LONDRES (AFP) - Le Championnat d'Angleterre de soccer, envié pour son opulence, s'inquiète de la désaffection de ses stades, manifestation de la colère des supporteurs face au coût des tickets et à un spectacle de moins en moins excitant, et conséquence de l'abondance des retransmissions télévisées.

Les stades anglais se dépeuplent. Le constat est si frappant qu'il entraîne un véritable débat national. Depuis la fin des années 80, la fréquentation n'avait cessé d'augmenter (+60%), mais un tassement a été observé ces deux dernières saisons.

Neuf des dix-sept clubs qui fréquentaient la Premier League l'an passé ont connu sur les six premières journées de la saison 2005-2006 une baisse de la fréquentation. Selon une étude du Times, elle avoisine les 4,5%.

"La Premier League a eu dix grandes années, une fantastique +success story+, mais nous allons vers le marasme. Nous devons faire quelque chose, avant qu'il ne soit trop tard", a estimé John Williams, le président de Blackburn, dont le match contre Newcastle a été suivi par 9000 personnes de moins (20.725) que la saison passée.

La Premier League refuse de tirer la sonnette d'alarme. "Il est encore bien trop tôt dans la saison pour tirer une analyse significative des statistiques", estime un de ses porte-parole. Mais elle a tout de même décidé de créer une commission en charge de la question.

Débat

Lors de la première journée de Ligue des champions, l'affluence à Chelsea, pour la venue d'Anderlecht, n'était que de 29.575 personnes, la pire de tous les matches de C1, hormis à Artmedia Bratislava (27.000).

"Je pense que nous avons vu les premiers signes d'une révolte des supporteurs contre le prix des tickets et ce n'est pas seulement à Chelsea", a estimé Toby Brown, porte-parole d'un groupe officiel de supporteurs des "Blues".

Mais le club londonien refuse de revoir sa politique. Le prix minimal d'un ticket y est pourtant de 45 livres (66 euros), soit environ quatre fois plus que ce qu'il en coûte pour aller voir le Bayern Munich, champion d'Allemagne.

Longtemps, le soccer en Angleterre a été le sport des petites gens. Et il n'est pas étonnant de voir que Liverpool, club de tradition ouvrière, où le prix du billet (32 livres/47 euros maximum) est le moins élevé, est l'un des rares à connaître une hausse de la fréquentation.

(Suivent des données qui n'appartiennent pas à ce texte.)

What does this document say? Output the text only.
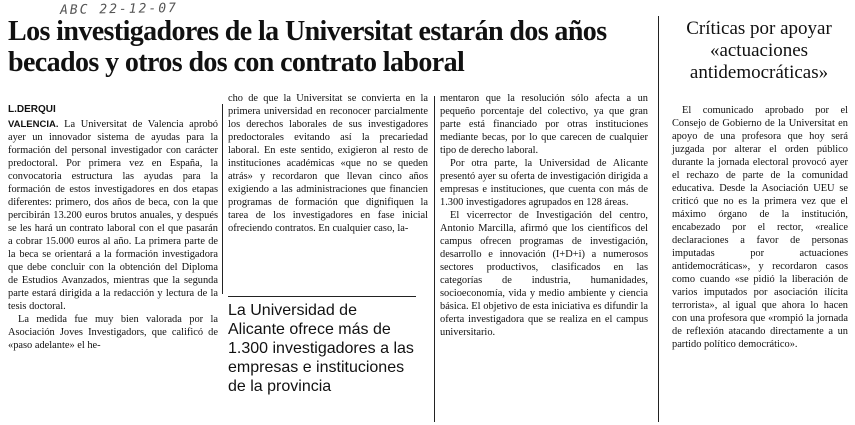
ABC 22-12-07
Los investigadores de la Universitat estarán dos años becados y otros dos con contrato laboral
L.DERQUI

VALENCIA. La Universitat de Valencia aprobó ayer un innovador sistema de ayudas para la formación del personal investigador con carácter predoctoral. Por primera vez en España, la convocatoria estructura las ayudas para la formación de estos investigadores en dos etapas diferentes: primero, dos años de beca, con la que percibirán 13.200 euros brutos anuales, y después se les hará un contrato laboral con el que pasarán a cobrar 15.000 euros al año. La primera parte de la beca se orientará a la formación investigadora que debe concluir con la obtención del Diploma de Estudios Avanzados, mientras que la segunda parte estará dirigida a la redacción y lectura de la tesis doctoral.

La medida fue muy bien valorada por la Asociación Joves Investigadors, que calificó de «paso adelante» el he-

cho de que la Universitat se convierta en la primera universidad en reconocer parcialmente los derechos laborales de sus investigadores predoctorales evitando así la precariedad laboral. En este sentido, exigieron al resto de instituciones académicas «que no se queden atrás» y recordaron que llevan cinco años exigiendo a las administraciones que financien programas de formación que dignifiquen la tarea de los investigadores en fase inicial ofreciendo contratos. En cualquier caso, la-

La Universidad de Alicante ofrece más de 1.300 investigadores a las empresas e instituciones de la provincia

mentaron que la resolución sólo afecta a un pequeño porcentaje del colectivo, ya que gran parte está financiado por otras instituciones mediante becas, por lo que carecen de cualquier tipo de derecho laboral.

Por otra parte, la Universidad de Alicante presentó ayer su oferta de investigación dirigida a empresas e instituciones, que cuenta con más de 1.300 investigadores agrupados en 128 áreas.

El vicerrector de Investigación del centro, Antonio Marcilla, afirmó que los científicos del campus ofrecen programas de investigación, desarrollo e innovación (I+D+i) a numerosos sectores productivos, clasificados en las categorías de industria, humanidades, socioeconomía, vida y medio ambiente y ciencia básica. El objetivo de esta iniciativa es difundir la oferta investigadora que se realiza en el campus universitario.

Críticas por apoyar «actuaciones antidemocráticas»

El comunicado aprobado por el Consejo de Gobierno de la Universitat en apoyo de una profesora que hoy será juzgada por alterar el orden público durante la jornada electoral provocó ayer el rechazo de parte de la comunidad educativa. Desde la Asociación UEU se criticó que no es la primera vez que el máximo órgano de la institución, encabezado por el rector, «realice declaraciones a favor de personas imputadas por actuaciones antidemocráticas», y recordaron casos como cuando «se pidió la liberación de varios imputados por asociación ilícita terrorista», al igual que ahora lo hacen con una profesora que «rompió la jornada de reflexión atacando directamente a un partido político democrático».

Le rôle de la télévision est également remis en cause. Richard Caborn, le ministre des Sports, est même entré de plain-pied dans le débat, affirmant: "Il faut se demander combien il y a de soccer à la télévision et voir si cela entraîne une baisse des affluences. Je crois que c'est clairement le cas".

"Responsabilité"

Un dernier facteur explique ce nouveau manque d'engouement: le sentiment que le sort en est déjà jeté. Difficile d'argumenter autrement alors qu'après six journées, Chelsea compte six victoires, pour aucun but encaissé.

"Les journalistes disent que c'est mieux aujourd'hui car il y a trois clubs au top plutôt que deux. Nous ne voyons pas les choses ainsi. Il n'y a qu'un seul club au sommet. Nos supporteurs sentent que le Championnat est déjà joué", résume Richard Murray, le président de Charlton.

En ce début de saison, la moyenne de buts inscrits est la plus basse de l'histoire de la Premier League (depuis 1992) - tout juste 2, alors qu'elle n'était encore jamais passé sous la barre des 2,5- mais Jose Mourinho, le manageur de Chelsea, considère toujours qu'il n'a pas vocation à faire plaisir aux spectateurs.

"Bien sûr, nous avons la responsabilité de remporter des matches (...), mais ça ne signifie pas que notre but doit être d'être ennuyeux. Le but pour tout manageur et pour Mourinho aussi, c'est d'essayer de proposer du spectacle aux gens", rétorque Arsène Wenger, le manageur d'Arsenal.